Scholars could also use our database to examine the aggregate characteristics of candidates and election officials. For instance, an important question in the study of American elections is the under-representation of women and non-white racial groups at various levels of government7,48,49,50,51,52,53,54,55. While prior work suggests that women’s under-representation in local governments mirrors their underrepresentation in Congress and state legislatures, and that the representation of women in local government appears to have plateaued over the past two decades, the limits of previous data have prevented researchers from examining the barriers to both gender and racial parity in local politics6. Our local elections data enable researchers to assess questions about barriers to both women and racial minorities in politics at the subnational level by vastly expanding the temporal and geographic scope of previous data on local candidates and officeholders, as well as expanding the scope of previous datasets.
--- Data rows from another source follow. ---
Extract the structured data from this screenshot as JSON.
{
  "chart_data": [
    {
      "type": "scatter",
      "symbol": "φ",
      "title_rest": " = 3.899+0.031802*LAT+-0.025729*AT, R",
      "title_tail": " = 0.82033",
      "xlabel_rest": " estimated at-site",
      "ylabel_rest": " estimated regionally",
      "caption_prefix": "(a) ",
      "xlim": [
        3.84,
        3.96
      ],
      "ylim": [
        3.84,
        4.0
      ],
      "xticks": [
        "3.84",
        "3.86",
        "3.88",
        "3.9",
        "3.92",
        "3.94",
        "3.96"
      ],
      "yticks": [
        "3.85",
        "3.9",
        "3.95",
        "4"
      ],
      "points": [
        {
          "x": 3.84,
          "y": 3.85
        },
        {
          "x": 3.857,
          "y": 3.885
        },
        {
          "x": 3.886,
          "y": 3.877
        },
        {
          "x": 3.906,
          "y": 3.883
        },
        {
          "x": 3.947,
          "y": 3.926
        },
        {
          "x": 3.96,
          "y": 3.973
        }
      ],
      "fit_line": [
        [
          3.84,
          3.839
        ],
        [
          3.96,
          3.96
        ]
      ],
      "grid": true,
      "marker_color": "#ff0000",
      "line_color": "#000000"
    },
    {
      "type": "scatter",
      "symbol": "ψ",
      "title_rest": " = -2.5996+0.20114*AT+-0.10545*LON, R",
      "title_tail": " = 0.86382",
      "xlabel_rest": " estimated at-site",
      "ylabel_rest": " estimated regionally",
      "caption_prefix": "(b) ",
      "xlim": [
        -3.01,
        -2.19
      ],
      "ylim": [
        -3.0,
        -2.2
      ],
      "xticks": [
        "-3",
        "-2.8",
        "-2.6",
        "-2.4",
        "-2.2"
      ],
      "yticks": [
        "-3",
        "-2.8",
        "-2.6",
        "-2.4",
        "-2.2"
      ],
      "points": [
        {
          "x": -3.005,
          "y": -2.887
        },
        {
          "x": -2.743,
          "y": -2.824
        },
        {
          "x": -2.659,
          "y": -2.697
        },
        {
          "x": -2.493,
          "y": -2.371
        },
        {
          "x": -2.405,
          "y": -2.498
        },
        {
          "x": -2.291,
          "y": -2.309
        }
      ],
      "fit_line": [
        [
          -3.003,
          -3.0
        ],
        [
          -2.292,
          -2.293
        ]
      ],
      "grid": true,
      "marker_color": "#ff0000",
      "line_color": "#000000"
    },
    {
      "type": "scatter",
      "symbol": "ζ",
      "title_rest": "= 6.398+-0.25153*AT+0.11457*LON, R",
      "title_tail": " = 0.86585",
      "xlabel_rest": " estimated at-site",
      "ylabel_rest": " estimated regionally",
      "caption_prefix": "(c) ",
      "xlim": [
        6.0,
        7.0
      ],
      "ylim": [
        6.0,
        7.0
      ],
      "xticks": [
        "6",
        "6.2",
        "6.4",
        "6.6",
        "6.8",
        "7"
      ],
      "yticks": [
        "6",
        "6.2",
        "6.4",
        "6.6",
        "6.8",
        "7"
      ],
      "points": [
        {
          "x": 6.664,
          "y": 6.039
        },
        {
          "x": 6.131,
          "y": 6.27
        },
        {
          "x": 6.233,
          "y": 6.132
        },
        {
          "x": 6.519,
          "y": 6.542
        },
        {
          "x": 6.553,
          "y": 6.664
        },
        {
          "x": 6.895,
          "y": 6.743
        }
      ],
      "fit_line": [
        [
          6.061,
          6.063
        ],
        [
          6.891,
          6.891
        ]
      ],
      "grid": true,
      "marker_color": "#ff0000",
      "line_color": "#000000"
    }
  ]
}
When estimating the racial, gender, or partisan composition of a particular geographic unit, recent research finds that it is more accurate to average up the predicted probabilities for all individuals within a geographic unit rather than aggregating after assigning each individual to a single category based on the highest predicted probability56. Because our data provides the full distribution of predicted probabilities across each category for partisanship, race/ethnicity, and gender, researchers are able to examine topics like representation and turnout while avoiding substantial error in estimating the demographic composition.

A brief examination of over-time patterns of candidates’ race and gender in our data illustrates how it could be used to assess the institutional and contextual determinants of descriptive representation. Figure 3 shows the relative representation of women, Blacks, Hispanics, and Asian-Americans based on the ratio between the share of local officeholders of each type and their fraction of the population. This brief demonstration indicates that women remain under-represented in the majority of local offices, with the percentage of winning candidates under their percentage in the population for all offices except school boards. The breadth of our data allows us to expand this usage beyond single offices or small time spans, and shows that there are dramatic differences in patterns across offices in women’s representation. Women are most under-represented in sheriff elections, and tend to be best represented in school board elections, in line with recent work on California57. Similarly, our data on multiple racial groups allows usage of our data to examine under-representation of multiple groups across offices. Figure 3 suggests that Hispanics and Asian-Americans are particularly under-represented and that descriptive representation is especially poor among sheriffs, but that city councils, in particular, consist of Black legislators at rates roughly proportional to population demographics. White officeholders, meanwhile, are overrepresented in every local office across the last three decades.

Fig. 3
figure 3

Descriptive representation by office. Lines indicate smoothed local averages of the ratio between the percent of officeholders and the percent of the population in each gender, racial/ethnic group, and are plotted for years after which our data cover at least 20% of the total jurisdictions for which we have some composition data for that office.

Researchers may conduct many other analyses using variables described earlier in the manuscript, as well as by combining our data with additional institutional or contextual data. We encourage researchers to fully harness our data to both further describe the heterogeneity in these over-time and between-office trends, as well as further examine the causes and consequences of local elections.